Mechanically robust, thermoresponsive, ion-conducting nanocomposite films are prepared from poly(2-phenylethyl methacrylate)-grafted cellulose nanocrystals (MxG-CNC-g-PPMA). One-component nanocomposite films of the polymer-grafted nanoparticle (PGN) MxG-CNC-g-PPMA are imbibed with 30 wt % imidazolium-based ionic liquid to produce flexible ion-conducting films. These films with 1-hexyl-3-methylimidazolium bis(trifluoromethylsulfonyl)imide (MxG-CNC-g-PPMA/[H]) not only display remarkable improvements in toughness (>25 times) and tensile strength (>70 times) relative to the corresponding films consisting of the ionic liquid imbibed in the two-component CNC/PPMA nanocomposite but also show higher ionic conductivity than the corresponding neat PPMA with the same weight percent of ionic liquid.
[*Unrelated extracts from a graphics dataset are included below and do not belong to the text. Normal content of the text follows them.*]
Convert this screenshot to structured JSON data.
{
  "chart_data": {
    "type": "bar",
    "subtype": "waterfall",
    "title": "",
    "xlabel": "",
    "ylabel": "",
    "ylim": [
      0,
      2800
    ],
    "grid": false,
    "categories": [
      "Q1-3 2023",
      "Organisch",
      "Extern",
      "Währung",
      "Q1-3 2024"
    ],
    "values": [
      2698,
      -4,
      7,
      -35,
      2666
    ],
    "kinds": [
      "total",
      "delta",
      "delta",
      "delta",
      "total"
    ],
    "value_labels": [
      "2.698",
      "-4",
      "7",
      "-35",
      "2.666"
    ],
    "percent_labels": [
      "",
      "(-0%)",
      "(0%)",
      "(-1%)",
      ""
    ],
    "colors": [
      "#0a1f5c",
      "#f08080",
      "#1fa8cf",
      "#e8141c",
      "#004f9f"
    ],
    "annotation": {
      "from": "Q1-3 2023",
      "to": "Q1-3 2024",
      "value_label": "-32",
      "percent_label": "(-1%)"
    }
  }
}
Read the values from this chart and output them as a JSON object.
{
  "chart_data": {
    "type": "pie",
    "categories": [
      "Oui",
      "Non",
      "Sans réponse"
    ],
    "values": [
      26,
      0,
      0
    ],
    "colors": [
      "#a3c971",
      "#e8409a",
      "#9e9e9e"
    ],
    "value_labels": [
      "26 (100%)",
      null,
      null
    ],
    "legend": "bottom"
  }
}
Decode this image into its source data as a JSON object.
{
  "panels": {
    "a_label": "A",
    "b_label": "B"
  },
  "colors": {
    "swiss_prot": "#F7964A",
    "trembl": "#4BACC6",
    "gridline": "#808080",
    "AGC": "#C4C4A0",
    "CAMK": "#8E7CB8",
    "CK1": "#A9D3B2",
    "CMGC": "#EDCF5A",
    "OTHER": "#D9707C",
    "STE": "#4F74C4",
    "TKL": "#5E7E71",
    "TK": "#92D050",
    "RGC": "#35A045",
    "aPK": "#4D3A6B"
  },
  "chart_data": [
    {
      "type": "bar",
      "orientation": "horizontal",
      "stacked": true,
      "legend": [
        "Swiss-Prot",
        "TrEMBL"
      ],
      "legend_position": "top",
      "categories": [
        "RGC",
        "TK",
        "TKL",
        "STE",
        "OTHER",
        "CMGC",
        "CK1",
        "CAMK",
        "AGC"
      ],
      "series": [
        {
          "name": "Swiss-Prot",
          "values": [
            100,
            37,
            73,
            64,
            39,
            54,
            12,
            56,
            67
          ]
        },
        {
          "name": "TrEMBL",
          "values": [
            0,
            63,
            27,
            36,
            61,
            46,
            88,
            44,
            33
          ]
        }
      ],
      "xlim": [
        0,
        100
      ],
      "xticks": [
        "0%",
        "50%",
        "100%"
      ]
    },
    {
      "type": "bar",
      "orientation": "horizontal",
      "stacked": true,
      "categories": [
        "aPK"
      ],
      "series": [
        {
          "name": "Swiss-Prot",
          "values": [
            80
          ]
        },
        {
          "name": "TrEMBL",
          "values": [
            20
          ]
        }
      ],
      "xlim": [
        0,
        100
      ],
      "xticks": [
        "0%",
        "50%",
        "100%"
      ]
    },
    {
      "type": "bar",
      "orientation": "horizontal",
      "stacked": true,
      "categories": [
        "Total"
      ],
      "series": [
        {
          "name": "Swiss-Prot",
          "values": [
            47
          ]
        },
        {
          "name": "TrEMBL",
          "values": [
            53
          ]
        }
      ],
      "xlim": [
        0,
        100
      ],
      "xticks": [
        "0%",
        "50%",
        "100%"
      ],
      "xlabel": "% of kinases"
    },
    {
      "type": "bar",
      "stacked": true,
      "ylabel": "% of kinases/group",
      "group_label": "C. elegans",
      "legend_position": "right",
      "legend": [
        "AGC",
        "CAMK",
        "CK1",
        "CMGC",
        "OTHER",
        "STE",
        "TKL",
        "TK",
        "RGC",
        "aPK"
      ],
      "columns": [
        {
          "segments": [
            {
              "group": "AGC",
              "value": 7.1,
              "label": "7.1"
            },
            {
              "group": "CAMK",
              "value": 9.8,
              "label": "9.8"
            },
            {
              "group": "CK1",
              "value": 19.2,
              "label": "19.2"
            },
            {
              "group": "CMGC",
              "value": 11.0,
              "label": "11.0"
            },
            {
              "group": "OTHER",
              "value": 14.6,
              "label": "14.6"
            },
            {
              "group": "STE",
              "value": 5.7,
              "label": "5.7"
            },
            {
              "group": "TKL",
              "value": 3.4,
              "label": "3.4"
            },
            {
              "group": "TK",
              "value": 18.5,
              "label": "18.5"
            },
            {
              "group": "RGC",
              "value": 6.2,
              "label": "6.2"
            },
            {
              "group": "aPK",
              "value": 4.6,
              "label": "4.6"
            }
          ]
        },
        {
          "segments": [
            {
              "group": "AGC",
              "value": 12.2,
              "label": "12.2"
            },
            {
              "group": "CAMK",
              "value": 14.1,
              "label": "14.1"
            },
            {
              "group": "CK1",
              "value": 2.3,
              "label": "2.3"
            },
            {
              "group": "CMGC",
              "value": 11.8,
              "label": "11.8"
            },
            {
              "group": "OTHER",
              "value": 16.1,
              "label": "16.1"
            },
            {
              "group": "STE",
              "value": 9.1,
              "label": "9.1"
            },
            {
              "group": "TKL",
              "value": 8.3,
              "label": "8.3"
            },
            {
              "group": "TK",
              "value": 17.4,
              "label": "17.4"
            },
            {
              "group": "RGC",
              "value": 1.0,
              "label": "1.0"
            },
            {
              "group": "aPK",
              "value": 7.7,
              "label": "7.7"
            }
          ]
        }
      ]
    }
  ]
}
Notably, the one-component film containing 1-ethyl-3-methylimidazolium bis(trifluoromethylsulfonyl)imide (MxG-CNC-g-PPMA/[E]) exhibits temperature-responsive ionic conduction. The ionic conductivity decreases at around 60 °C as a consequence of the lower critical solution temperature phase transition of the grafted polymer in the ionic liquid, which leads to phase separation. Moreover, holding the MxG-CNC-g-PPMA/[E] film at room temperature for 24 h returns the film to its original homogenous state. These materials exhibit properties relevant to thermal cutoff safety devices (e.g., thermal fuse) where a reduction in conductivity above a critical temperature is needed.